The types of filters that the manufacturer has used in the hood are also important. In the extractors, you can find delicate metal filters that are designed to collect fat and any impurities that arise during cooking or frying. Although these filters are not changed, you should remember to clean them at least once a month. The situation is different with carbon filters, which are found in absorption devices. The activated carbon contained in the filters should reduce or even eliminate unwanted odors. In some hood models, you can also find non-woven filters that trap dust and grease, as well as grease filters that protect the engine of the device from damage.

Regardless of which device you want to choose, be sure to check its energy class, which tells you how much electricity the equipment consumes. Bet on a hood that is Grade A or higher.
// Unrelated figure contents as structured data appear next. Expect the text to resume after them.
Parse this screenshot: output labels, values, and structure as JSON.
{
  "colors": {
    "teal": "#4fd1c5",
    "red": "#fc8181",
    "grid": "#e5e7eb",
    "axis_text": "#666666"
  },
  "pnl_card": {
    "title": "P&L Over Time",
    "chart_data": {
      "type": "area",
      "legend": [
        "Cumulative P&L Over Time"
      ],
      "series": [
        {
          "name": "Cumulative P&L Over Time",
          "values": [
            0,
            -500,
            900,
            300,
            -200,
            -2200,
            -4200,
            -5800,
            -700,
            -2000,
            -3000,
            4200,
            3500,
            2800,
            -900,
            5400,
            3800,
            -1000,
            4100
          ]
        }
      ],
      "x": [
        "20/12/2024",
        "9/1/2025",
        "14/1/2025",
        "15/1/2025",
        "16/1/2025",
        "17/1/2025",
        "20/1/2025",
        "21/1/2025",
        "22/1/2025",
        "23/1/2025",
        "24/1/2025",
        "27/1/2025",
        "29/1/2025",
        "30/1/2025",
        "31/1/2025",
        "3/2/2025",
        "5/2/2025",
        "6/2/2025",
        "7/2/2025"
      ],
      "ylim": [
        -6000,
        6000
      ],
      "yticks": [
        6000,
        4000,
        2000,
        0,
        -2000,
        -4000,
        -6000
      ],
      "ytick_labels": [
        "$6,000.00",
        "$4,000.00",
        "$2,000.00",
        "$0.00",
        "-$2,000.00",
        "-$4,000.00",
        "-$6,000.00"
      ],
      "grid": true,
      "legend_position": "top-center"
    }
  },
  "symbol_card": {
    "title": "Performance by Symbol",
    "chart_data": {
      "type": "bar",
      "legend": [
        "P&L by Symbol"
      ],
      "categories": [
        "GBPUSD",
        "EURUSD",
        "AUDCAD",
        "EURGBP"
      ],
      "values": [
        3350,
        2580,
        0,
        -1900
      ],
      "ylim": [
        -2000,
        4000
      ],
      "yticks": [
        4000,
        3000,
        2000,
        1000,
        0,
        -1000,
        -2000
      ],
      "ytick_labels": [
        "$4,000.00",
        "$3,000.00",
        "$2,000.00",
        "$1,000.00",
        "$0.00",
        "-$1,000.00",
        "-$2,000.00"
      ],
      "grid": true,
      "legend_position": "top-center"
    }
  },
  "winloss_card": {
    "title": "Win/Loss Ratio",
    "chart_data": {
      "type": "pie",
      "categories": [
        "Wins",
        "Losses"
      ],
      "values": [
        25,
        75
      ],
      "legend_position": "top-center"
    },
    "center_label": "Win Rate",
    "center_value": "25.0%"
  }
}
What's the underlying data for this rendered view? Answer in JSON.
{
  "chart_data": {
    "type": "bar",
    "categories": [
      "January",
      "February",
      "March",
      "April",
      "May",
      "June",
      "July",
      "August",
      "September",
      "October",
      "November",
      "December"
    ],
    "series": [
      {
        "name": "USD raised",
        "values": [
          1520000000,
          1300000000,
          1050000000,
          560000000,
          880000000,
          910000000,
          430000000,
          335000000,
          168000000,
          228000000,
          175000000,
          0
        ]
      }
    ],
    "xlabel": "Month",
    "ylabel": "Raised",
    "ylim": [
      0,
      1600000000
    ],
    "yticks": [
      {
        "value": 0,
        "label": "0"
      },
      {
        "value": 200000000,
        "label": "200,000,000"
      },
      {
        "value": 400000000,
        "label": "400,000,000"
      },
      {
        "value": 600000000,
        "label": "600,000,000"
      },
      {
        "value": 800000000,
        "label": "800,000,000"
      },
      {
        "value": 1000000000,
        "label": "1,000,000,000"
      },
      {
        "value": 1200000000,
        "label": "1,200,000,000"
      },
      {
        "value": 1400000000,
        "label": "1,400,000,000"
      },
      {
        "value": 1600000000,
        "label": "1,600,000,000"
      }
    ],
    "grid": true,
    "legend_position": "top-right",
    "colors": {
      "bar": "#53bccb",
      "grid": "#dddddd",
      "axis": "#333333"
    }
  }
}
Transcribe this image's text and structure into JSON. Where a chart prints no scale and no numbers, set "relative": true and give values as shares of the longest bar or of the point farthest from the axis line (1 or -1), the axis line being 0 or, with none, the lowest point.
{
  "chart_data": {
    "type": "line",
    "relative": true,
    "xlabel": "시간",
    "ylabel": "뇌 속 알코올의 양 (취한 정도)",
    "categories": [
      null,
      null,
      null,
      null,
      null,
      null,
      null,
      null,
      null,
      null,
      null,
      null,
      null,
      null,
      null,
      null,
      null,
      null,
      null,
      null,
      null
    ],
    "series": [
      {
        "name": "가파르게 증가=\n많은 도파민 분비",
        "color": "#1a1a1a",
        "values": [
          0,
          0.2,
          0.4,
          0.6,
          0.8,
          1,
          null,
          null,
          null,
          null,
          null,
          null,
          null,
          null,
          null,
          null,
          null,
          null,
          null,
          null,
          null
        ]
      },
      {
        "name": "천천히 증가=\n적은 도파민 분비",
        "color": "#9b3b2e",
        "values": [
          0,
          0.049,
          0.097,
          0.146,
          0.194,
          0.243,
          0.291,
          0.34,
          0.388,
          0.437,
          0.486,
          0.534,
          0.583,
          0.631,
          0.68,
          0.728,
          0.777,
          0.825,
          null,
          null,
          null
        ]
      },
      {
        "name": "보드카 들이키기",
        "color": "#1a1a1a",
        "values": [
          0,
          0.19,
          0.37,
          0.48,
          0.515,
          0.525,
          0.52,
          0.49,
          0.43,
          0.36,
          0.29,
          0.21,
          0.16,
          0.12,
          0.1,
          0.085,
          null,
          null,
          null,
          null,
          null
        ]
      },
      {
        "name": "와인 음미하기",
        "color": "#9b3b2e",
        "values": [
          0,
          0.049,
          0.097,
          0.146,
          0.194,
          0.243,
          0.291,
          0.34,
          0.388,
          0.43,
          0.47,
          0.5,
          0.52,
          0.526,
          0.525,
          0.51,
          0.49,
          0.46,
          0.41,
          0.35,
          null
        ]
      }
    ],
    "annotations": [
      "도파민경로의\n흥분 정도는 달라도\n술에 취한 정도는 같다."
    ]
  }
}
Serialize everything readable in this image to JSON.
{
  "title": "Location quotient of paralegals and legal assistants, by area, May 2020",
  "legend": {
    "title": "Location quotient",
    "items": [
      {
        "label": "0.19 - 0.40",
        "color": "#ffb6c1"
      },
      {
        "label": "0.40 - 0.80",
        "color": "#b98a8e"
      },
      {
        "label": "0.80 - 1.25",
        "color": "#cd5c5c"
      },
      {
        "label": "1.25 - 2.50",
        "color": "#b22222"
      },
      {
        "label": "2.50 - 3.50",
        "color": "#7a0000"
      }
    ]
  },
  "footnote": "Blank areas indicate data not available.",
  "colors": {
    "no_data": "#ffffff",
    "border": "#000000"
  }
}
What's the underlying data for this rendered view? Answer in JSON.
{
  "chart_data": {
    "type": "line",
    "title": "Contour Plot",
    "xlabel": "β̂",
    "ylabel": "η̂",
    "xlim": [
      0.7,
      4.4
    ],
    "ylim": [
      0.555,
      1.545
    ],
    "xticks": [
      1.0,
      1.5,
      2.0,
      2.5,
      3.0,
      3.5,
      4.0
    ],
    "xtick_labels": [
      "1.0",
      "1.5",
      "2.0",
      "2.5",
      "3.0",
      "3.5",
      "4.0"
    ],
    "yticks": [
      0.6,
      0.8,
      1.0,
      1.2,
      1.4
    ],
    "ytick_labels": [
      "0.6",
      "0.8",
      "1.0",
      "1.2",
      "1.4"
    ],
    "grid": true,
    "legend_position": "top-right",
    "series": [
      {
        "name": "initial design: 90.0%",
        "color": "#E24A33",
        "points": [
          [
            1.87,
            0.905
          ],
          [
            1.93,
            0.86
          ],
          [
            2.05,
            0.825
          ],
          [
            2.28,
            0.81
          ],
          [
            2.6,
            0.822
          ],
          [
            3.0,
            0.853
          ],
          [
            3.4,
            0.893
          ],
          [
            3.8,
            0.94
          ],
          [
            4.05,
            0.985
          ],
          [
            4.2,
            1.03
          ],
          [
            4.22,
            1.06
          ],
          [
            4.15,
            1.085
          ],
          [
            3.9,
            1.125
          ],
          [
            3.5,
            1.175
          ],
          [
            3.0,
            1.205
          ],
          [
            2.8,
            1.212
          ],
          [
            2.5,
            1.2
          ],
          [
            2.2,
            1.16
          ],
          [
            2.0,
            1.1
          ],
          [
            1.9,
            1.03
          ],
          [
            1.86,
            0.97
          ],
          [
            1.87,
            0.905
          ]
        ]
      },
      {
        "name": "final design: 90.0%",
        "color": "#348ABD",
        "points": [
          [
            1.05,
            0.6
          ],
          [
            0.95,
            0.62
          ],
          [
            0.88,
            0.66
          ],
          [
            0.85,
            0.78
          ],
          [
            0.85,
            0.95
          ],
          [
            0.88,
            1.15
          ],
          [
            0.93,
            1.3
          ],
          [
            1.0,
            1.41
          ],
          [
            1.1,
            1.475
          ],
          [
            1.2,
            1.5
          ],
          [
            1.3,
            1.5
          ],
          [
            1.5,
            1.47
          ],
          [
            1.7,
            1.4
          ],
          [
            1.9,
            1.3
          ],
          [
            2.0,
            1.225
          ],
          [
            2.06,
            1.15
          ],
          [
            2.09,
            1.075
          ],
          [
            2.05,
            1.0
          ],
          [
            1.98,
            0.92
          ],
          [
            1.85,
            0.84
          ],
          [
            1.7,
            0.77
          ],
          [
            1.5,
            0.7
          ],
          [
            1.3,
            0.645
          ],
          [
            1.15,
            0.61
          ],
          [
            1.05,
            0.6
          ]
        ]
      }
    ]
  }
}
Hoods tailored to today’s times are full of functions that are designed to make it easier for us to work with them. The most popular are:
• Display that informs about the operation of selected functions.
• Timer switch, so the hood will switch itself off as soon as the unpleasant odors are dealt with.
• Timer, thanks to which the equipment will let us know with a sound signal when it’s time to turn off the gas or the oven.
• Odor sensor, thanks to which the hood will turn itself on when odors in the room reach a certain level.
• Filter cleaning or replacement sensor, a function that informs us when the filter should be cleaned or replaced.

Nowadays, manufacturers compete with each other, creating equipment that is not only functional, but also aesthetic. Thanks to this, we can choose equipment that will not only fit perfectly into our interior, but will be effective and practical.